扉がノックされ、赤い髪の女性が入ってきた。
「ここにいたの。部屋にいないからどこに行ったかと思ったら」
優しそうなオリーブグリーンの瞳がレンフォルツに、次いでユールに向けられた。慌ててお辞儀をするとその目が柔らかく綻ぶ。髪色はレンフォルツ、瞳はマルガと同じ。雰囲気からして母親だろうか。使用人と一緒にお茶の用意をてきぱき済ませ、「今後ともよろしくね」と笑って出ていった。

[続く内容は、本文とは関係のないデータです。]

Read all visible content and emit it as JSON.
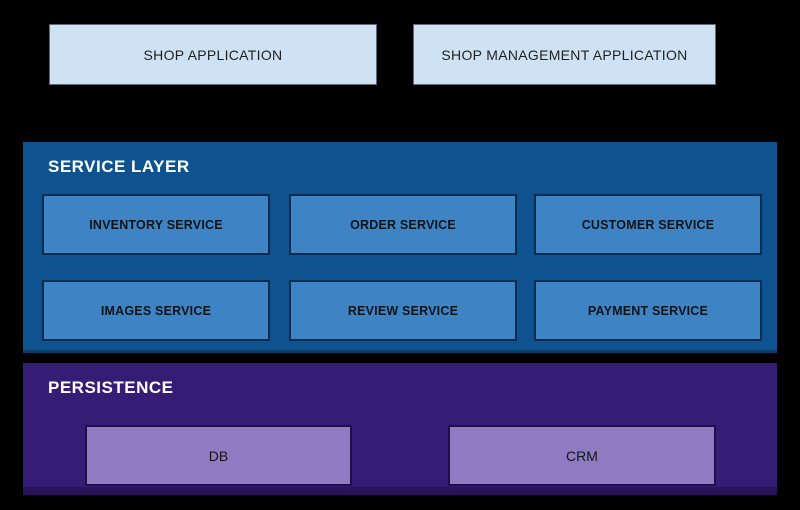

ユールの目はお茶請けの焼き菓子に留まった。ブルーベリーのマフィンに手を伸ばす。
「これ、この間ウィンザールがくれたやつ。作ったのって今の人?」
「えっお兄ちゃんどういうこと!?」
マルガがなぜか眉根を寄せ、頬を赤く染めていた。レンフォルツはにこにこ微笑む。
「マルガの手作りだよ。食べてくれたんだね」
「マルガちゃん?」
おうむ返しに尋ねれば少女がこくりと頷いた。瞳に浮かぶ不安の色が濃い。ユールは口角を持ち上げた。
「もう一回食べたかったんだ。外側も美味しかったけど中のチーズクリームがすごく絶品で。隠し味はレモン?」
「――入ってます!」
「オレは好きな味」
ひとくち頬張る。前に食べたときと同じ、ブルーベリーの甘酸っぱさが口いっぱいに広がった。チーズクリームの爽やかな酸味もちょうどいい。
そうだ、とユールは閃いた。
「今度一緒にカフェ行こうよ。まずは学園のお店から。どう?」
「……それなら」
「わ、カフェかあ。楽しみだなぁ」
「ええ、ウィンザールも一緒?」
やっぱり前途多難かもしれない。乾いた笑いをこぼしたユールは、まあそれもいいかと思い直すのだった。